Page MenuHomePhabricator

Add a link: maximum number of links per article
Closed, ResolvedPublic

Description

Multiple communities have had concerns that the "add a link" workflow causes overlinking, in which too many links are made per article. Not only do they not want to see overlinking occur, they also don't want the workflow to teach newcomers that adding many many links to an article -- rather newcomers should be taught to be judicious with their additions.

To that end, we want to limit how many suggestions for links are in each article. Right now, we have a limit of 10 links, based on the algorithm.

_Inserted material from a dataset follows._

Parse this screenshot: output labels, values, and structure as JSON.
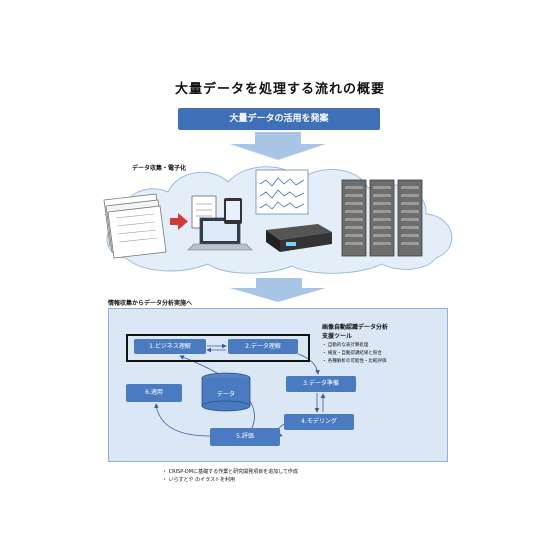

Here's what we want to do:

Event Timeline

Currently Add Link has a maximumLinksPerTask property (exposed to community configuration, although not via the special page form) which controls how many links the service is instructed to generate. This currently defaults to 10; higher values cause problems (link generation is slow).

AIUI we want to keep generating 10 links, but then use the 3 best; so we want to add a new property (maximumLinksToShow?), and apply the corresponding filtering logic when the task data is loaded from cache (so don't need to do a cache refresh & community configuration changes are instantaneous).

Currently Add Link has a maximumLinksPerTask property (exposed to community configuration, although not via the special page form) which controls how many links the service is instructed to generate. This currently defaults to 10; higher values cause problems (link generation is slow).

AIUI we want to keep generating 10 links, but then use the 3 best; so we want to add a new property (maximumLinksToShow?), and apply the corresponding filtering logic when the task data is loaded from cache (so don't need to do a cache refresh & community configuration changes are instantaneous).

That sounds right to me. We could maybe save some processing time by lowering the maximumLinksPerTask value to e.g. 5 or compute it based on the value of maximumLinksToShow but that seems like more complexity than it's worth.

Sgs changed the task status from Open to In Progress.Feb 8 2022, 3:08 PM
Sgs claimed this task.

Change 761402 had a related patch set uploaded (by Sergio Gimeno; author: Sergio Gimeno):

[mediawiki/extensions/GrowthExperiments@master] Add a link: maximum number of links per article

https://gerrit.wikimedia.org/r/761402

@MMiller_WMF I have observed some bias towards multiple words (particularly two words) concepts while applying the requirement of These should be the three highest accuracy suggestions of all the available ones in the article. For instance "mobile payment", "Fast-moving consumer goods", "Joint venture". Are we sure we want to apply this sorting or should we analyze better if the more accurate links don't have any issues?

@kostajh mentioned also he was unsure about this sorting. Could you tell us what are your doubts about it?

Just want to mention that there are different options for prioritizing the 3 best links:

  • highest prediction accuracy (as suggested above)
  • highest up in terms of the position in the text. while click-through rates (CRT) is only one proxy for the utility of a link, we know that CRT of links decreases with their relative position in the text (see Fig. 3b of "Improving Website Hyperlink Structure Using Server Logs", link to pdf). this is already implicitly encoded in the algorithm as we generate recommendations by iterating through the text from beginning to end
  • longer anchors (as in number of words when splitting the anchor by whitespace). my intuition would be that a longer anchor contains less ambiguity about the destination that should be linked to. For example, "Berlin, Kansas" is pretty obvious whereas "Berlin" could link to many different articles about different aspects of the city. This is included implicitly as a feature in the prediction algorithm so should be reflected in the prediction-score. However, since you mention the bias about "two-word concepts" this might be a useful heuristic to apply.

Thanks for the notes, @MGerlach. @Sgs, let's stay with the "highest accuracy" sorting for now, and we'll have Martin's note in case we want to try something different.

Change 769034 had a related patch set uploaded (by Sergio Gimeno; author: Sergio Gimeno):

[schemas/event/secondary@master] Add a link: add number_phrases_shown value for add a link impressions

https://gerrit.wikimedia.org/r/769034

Change 769034 merged by jenkins-bot:

[schemas/event/secondary@master] Add a link: add number_phrases_shown value for add a link impressions

https://gerrit.wikimedia.org/r/769034

@Etonkovidova to test different values for maximumLinksToShowPerTask, you can modify MediaWiki:NewcomerTasks.json so that the link-recommendation section looks like this:

"link-recommendation": {
    "group": "easy",
    "type": "link-recommendation",
    "maximumLinksToShowPerTask": 2
},

Change 761402 merged by jenkins-bot:

[mediawiki/extensions/GrowthExperiments@master] Add a link: maximum number of links per article

https://gerrit.wikimedia.org/r/761402

Checked in betalabs - works as expected; need testing in production.